This leaflet is about the use of levamisole for nephrotic syndrome in children.
This leaflet has been written for parents and carers about how to use this medicine in children. Our information sometimes differs from that provided by the manufacturers, because their information is usually aimed at adult patients. Please read this leaflet carefully. Keep it somewhere safe so that you can read it again.
This medicine may be recommended if your child’s nephrotic syndrome keeps coming back and they need frequent treatment with steroids. Levamisole stimulates the immune system and should reduce the need for steroid treatment.
Levamisole is usually given on alternate days (every other day), for example, Monday, Wednesday, Friday, Sunday, Tuesday, Thursday, Saturday, Monday, etc.).
Your doctor will work out the amount of levamisole (the dose) that is right for your child. The dose will be shown on the medicine label.
It is important that you follow your doctor’s instructions about how much to give.
Tablets should be swallowed with a glass of water, milk or juice. Your child should not chew the tablet.
You can crush the tablet and mix it with a small amount of soft food such as yogurt, honey or jam. Make sure your child swallows it straight away, without chewing.

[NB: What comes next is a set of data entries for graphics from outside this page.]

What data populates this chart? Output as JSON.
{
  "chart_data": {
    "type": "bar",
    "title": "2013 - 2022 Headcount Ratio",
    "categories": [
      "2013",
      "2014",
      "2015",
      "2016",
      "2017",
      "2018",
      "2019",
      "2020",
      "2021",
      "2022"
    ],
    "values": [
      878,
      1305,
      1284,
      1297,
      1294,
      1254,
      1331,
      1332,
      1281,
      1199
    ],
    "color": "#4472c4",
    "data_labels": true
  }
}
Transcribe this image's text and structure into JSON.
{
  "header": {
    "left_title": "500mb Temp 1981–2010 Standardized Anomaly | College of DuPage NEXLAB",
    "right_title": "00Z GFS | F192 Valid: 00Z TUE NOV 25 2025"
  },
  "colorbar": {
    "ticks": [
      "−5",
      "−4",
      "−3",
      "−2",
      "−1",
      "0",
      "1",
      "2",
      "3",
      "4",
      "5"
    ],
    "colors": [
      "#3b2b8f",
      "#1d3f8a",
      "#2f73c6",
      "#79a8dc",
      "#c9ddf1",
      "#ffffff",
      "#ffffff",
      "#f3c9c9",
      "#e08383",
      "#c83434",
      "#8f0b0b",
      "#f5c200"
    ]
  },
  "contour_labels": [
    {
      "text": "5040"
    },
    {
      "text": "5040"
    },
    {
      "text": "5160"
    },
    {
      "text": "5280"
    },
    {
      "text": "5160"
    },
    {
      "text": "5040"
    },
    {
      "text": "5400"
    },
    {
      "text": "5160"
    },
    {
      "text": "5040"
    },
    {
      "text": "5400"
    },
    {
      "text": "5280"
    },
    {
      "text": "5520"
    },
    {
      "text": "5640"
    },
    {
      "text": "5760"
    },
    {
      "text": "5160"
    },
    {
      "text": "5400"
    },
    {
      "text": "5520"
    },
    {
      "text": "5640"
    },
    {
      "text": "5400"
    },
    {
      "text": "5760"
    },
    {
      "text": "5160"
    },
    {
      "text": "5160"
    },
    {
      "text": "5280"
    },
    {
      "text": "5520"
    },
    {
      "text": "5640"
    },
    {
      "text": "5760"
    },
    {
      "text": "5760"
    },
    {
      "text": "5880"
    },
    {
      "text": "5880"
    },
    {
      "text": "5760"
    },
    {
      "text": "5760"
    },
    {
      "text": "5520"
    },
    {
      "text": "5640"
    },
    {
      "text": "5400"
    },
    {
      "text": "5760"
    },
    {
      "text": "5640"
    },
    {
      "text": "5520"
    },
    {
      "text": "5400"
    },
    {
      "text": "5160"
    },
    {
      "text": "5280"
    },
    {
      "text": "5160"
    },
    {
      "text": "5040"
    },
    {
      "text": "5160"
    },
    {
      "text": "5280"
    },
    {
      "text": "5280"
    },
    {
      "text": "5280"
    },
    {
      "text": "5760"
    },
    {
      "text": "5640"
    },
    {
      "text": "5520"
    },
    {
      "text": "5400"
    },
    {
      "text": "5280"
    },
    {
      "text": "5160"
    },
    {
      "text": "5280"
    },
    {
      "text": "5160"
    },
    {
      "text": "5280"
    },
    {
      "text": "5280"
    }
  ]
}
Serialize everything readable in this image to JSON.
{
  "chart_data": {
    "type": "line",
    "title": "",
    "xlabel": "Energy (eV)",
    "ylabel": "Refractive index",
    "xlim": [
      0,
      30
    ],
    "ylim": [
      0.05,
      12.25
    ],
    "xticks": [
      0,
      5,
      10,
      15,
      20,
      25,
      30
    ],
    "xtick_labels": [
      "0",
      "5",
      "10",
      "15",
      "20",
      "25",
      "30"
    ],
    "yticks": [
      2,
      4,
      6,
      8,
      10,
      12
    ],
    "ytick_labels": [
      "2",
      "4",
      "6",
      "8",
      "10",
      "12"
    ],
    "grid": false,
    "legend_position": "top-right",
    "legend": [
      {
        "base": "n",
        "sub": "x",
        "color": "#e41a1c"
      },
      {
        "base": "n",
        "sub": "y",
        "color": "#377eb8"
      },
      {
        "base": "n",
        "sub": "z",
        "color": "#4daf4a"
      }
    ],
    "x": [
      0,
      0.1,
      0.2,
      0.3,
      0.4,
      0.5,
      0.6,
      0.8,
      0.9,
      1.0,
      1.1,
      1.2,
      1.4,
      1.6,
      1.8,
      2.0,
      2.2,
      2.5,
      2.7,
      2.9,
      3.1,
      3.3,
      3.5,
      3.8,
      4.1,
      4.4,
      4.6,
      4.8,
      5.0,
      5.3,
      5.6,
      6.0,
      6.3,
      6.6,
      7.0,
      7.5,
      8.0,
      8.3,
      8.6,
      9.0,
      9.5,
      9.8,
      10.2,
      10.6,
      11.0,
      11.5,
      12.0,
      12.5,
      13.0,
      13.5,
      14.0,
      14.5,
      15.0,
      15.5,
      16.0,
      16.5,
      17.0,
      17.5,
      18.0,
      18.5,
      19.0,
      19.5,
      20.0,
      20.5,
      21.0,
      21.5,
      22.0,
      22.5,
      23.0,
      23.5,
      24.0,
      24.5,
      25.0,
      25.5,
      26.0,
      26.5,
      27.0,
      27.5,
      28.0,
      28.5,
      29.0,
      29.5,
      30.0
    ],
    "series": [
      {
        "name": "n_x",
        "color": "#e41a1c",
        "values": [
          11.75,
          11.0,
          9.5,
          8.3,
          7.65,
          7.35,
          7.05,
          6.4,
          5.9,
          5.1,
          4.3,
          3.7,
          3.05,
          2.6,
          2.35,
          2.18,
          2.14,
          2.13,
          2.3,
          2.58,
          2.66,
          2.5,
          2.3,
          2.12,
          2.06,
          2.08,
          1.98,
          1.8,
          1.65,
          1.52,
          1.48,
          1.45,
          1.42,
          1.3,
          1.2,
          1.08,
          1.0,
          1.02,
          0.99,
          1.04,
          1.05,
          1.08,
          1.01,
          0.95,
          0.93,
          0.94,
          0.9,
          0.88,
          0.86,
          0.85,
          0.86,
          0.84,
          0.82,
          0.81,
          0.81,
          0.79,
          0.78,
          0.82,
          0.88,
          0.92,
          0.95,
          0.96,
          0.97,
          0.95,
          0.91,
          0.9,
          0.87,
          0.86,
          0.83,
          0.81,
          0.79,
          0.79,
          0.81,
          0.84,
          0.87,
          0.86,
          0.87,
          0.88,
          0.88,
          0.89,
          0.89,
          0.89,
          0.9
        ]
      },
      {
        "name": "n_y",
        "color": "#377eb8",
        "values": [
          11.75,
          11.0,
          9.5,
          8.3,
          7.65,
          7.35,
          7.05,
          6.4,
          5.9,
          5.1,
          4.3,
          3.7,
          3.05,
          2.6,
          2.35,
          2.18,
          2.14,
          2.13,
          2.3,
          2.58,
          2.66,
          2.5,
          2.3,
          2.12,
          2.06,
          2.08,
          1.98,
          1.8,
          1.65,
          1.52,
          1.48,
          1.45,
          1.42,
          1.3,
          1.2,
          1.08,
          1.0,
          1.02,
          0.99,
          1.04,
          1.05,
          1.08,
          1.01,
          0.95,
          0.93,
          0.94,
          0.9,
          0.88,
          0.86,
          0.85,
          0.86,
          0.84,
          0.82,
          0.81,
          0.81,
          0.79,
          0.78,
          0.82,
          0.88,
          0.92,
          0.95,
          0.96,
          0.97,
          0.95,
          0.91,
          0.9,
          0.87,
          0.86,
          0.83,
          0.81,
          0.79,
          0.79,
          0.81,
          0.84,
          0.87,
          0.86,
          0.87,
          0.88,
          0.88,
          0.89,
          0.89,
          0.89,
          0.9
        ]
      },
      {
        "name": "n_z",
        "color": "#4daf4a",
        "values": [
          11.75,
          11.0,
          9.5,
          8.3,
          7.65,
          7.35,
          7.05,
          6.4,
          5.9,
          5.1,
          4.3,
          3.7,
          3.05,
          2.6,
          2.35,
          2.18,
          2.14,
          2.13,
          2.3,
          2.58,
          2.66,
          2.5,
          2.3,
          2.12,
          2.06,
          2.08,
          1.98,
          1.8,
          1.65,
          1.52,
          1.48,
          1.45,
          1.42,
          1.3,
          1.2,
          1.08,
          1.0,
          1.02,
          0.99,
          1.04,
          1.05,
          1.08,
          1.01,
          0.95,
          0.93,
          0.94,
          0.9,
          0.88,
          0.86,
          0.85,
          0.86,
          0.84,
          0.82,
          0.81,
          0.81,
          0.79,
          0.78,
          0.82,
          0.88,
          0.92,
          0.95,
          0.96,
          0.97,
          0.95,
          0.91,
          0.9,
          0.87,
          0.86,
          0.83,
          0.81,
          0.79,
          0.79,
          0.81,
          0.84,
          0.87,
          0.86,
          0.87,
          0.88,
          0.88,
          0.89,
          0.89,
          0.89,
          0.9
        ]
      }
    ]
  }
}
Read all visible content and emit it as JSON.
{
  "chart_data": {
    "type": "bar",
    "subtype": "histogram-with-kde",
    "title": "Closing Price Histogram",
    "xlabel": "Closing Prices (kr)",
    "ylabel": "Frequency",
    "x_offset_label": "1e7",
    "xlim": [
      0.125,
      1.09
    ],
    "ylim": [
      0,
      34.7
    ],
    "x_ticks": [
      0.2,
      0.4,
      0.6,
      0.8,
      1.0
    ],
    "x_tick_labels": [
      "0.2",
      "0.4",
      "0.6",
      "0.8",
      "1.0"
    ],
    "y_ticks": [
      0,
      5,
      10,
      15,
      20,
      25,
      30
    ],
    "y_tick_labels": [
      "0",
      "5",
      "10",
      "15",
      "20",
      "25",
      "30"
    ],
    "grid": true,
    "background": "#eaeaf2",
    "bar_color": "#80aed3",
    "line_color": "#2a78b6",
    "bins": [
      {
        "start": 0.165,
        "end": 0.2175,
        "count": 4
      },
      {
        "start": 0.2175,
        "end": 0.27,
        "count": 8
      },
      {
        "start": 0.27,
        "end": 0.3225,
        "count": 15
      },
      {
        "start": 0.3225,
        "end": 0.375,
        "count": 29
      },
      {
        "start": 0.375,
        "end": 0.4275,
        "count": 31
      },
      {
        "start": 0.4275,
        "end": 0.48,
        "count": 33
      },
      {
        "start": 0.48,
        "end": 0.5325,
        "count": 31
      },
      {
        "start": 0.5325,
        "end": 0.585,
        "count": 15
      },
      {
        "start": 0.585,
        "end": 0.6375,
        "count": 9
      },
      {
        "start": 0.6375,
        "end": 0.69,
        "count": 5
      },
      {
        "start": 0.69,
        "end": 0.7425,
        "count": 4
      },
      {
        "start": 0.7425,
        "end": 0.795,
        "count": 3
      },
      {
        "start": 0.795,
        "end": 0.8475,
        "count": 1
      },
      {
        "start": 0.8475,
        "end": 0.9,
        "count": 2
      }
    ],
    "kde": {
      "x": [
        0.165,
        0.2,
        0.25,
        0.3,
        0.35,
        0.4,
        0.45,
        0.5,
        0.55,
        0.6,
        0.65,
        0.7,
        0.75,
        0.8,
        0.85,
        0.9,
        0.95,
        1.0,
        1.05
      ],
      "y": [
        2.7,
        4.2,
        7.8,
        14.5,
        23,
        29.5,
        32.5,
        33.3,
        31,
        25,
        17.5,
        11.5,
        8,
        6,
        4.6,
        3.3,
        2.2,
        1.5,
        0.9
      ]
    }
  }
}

You can also crush the tablet and mix it with water (it will not dissolve but will make a cloudy suspension). Draw up the right volume into an oral syringe to give to your child – you can get these from your pharmacist. Your doctor or pharmacist will tell you how much water to use, and how much of the mixture to give your child. Throw the rest of the mixture away.
Levamisole should prevent or reduce relapses (another episode or bout) of nephrotic syndrome and the need for treatment with steroids. Your doctor will probably suggest that your child takes levamisole regularly for many months, for example 6 months, to see whether it helps them to have fewer relapses.
If your child is sick again, seek advice from your GP, pharmacist or hospital. They will decide what to do based on your child’s condition and the specific medicine involved.
If you remember on the day that the dose is due, give it as soon as you remember, then continue to give levamisole every other day in your usual pattern at the usual time.
If you remember after the day the dose was due, give a dose as soon as you remember. Then continue to give your usual dose every other day from that point.
If you accidently give your child too much levamisole, you are unlikely to do harm. Your child may get an upset stomach, dizziness or a headache.
If you worried that you may have given your child too much levamisole, or your child seems unwell, contact your doctor or local NHS services (111 in England and Scotland; 0845 4647 in Wales). Have the packet with you if you telephone for advice.
We use medicines to make our children better, but sometimes they have other effects that we don’t want (side-effects).
Very rarely, levamisole can causes seizures (convulsions or fits). If your child has a seizure, telephone for an ambulance. Do not restrain your child, but try to make sure that they cannot hurt themselves (e.g. put a cushion under their head and move obstacles away).
Your child may have side-effects when they first start taking levamisole. These usually wear off after a week or so. If they continue to be a problem after 2 weeks, contact your doctor for advice.
There may, sometimes, be other side-effects that are not listed above. If you notice anything unusual and are concerned, contact your doctor. You can report any suspected side-effects to a UK safety scheme at http://www.mhra.gov.uk/yellowcard.
If you think someone else may have taken the medicine by accident, contact your doctor for advice.
Your child’s doctor, pharmacist or nurse will be able to give you more information about levamisole and about other medicines used to treat nephrotic syndrome.
Version 2, June 2014. © NPPG, RCPCH and WellChild 2011, all rights reserved. Reviewed by: June 2017.
The primary source for the information in this leaflet is the British National Formulary for Children. For details on any other sources used for this leaflet, please contact us through our website, www.medicinesforchildren.org.uk
We take great care to make sure that the information in this leaflet is correct and up-to-date. However, medicines can be used in different ways for different patients. It is important that you ask the advice of your doctor or pharmacist if you are not sure about something. This leaflet is about the use of these medicines in the UK, and may not apply to other countries. The Royal College of Paediatrics and Child Health (RCPCH), the Neonatal and Paediatric Pharmacists Group (NPPG), WellChild and the contributors and editors cannot be held responsible for the accuracy of information, omissions of information, or any actions that may be taken as a consequence of reading this leaflet.